5. Cell-type Purity (Downstream Biological Quality)

Property Value
Complexity High
Literature acceptance Medium–High
Evaluated on Expression matrix + scRNA-seq reference for label transfer
Type Biological relevance
Fields used counts / normalized_log layers (prediction), scRNA-seq reference for cell-type annotation

After assigning cell types to predicted cells (e.g. by label transfer from the scRNA-seq reference), measure purity of the resulting clusters relative to ground truth cell-type annotations. Possible statistics include mean cell-type entropy per cluster or adjusted mutual information.

Used in txsim (Kleshchevnikov et al.) and Squidpy-based evaluations.

Pros: Captures biological meaningfulness: perfect pixel overlap can still yield mixed transcriptome profiles if boundaries are slightly off.
Cons: Requires an accurate scRNA-seq reference and a label-transfer step, both of which introduce additional noise.


6. Silhouette Score of Expression Profiles

Property Value
Complexity Low–Medium
Literature acceptance Low–Medium
Evaluated on Normalized expression matrix
Type Data quality
Fields used normalized_log or normalized_log_scaled layer, cell-type labels

Computes the silhouette coefficient of cells in PCA space, grouped by ground truth cell type. A higher score means same-type cells cluster together, indicating clean type-specific expression profiles.

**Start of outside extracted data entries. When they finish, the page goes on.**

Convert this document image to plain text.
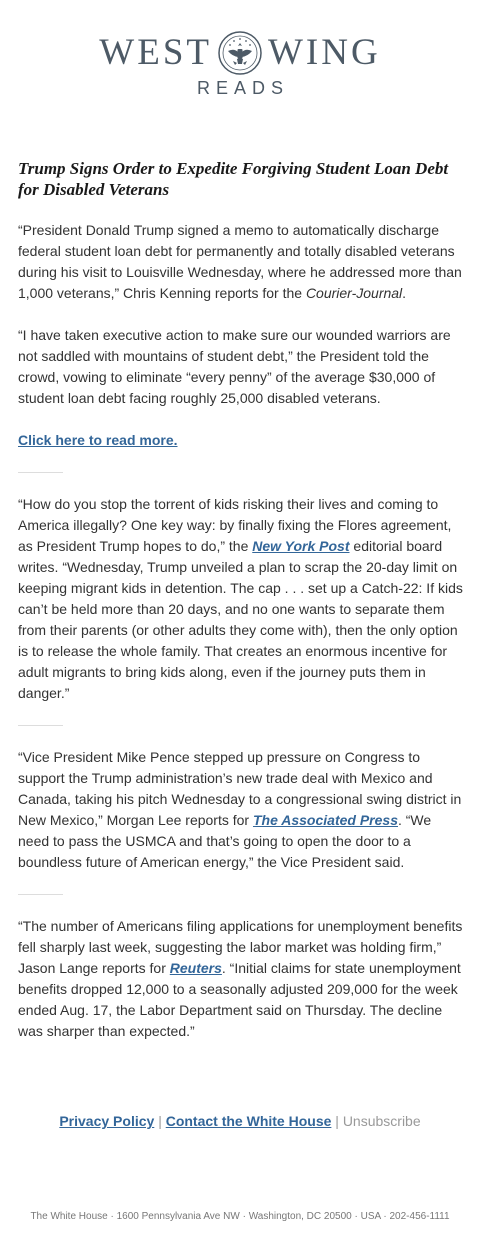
WEST WING
READS
Trump Signs Order to Expedite Forgiving Student Loan Debt for Disabled Veterans

“President Donald Trump signed a memo to automatically discharge federal student loan debt for permanently and totally disabled veterans during his visit to Louisville Wednesday, where he addressed more than 1,000 veterans,” Chris Kenning reports for the Courier-Journal.

“I have taken executive action to make sure our wounded warriors are not saddled with mountains of student debt,” the President told the crowd, vowing to eliminate “every penny” of the average $30,000 of student loan debt facing roughly 25,000 disabled veterans.

Click here to read more.

“How do you stop the torrent of kids risking their lives and coming to America illegally? One key way: by finally fixing the Flores agreement, as President Trump hopes to do,” the New York Post editorial board writes. “Wednesday, Trump unveiled a plan to scrap the 20-day limit on keeping migrant kids in detention. The cap . . . set up a Catch-22: If kids can’t be held more than 20 days, and no one wants to separate them from their parents (or other adults they come with), then the only option is to release the whole family. That creates an enormous incentive for adult migrants to bring kids along, even if the journey puts them in danger.”

“Vice President Mike Pence stepped up pressure on Congress to support the Trump administration’s new trade deal with Mexico and Canada, taking his pitch Wednesday to a congressional swing district in New Mexico,” Morgan Lee reports for The Associated Press. “We need to pass the USMCA and that’s going to open the door to a boundless future of American energy,” the Vice President said.

“The number of Americans filing applications for unemployment benefits fell sharply last week, suggesting the labor market was holding firm,” Jason Lange reports for Reuters. “Initial claims for state unemployment benefits dropped 12,000 to a seasonally adjusted 209,000 for the week ended Aug. 17, the Labor Department said on Thursday. The decline was sharper than expected.”

Privacy Policy | Contact the White House | Unsubscribe
The White House · 1600 Pennsylvania Ave NW · Washington, DC 20500 · USA · 202-456-1111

Pros: Does not require pixel-level comparison; captures transcriptomic cohesion.
Cons: Confounded by normalization and HVG selection choices; hard to attribute changes to segmentation quality alone.


7. Cell Area Distribution Similarity

Property Value
Complexity Low
Literature acceptance Low
Evaluated on Per-cell area statistics
Type Diagnostic
Fields used** cell_area (solution table), cell area from predicted segmentation label image

Compares the distribution of predicted cell sizes to the ground truth distribution using e.g. Wasserstein distance or Jensen–Shannon divergence. A method that produces systematically larger or smaller cells will show a distributional mismatch.

Pros: Very fast; useful for diagnosing systematic over/under-segmentation bias.
Cons: A method can match the distribution while still misidentifying individual cells; not sufficient as a primary metric.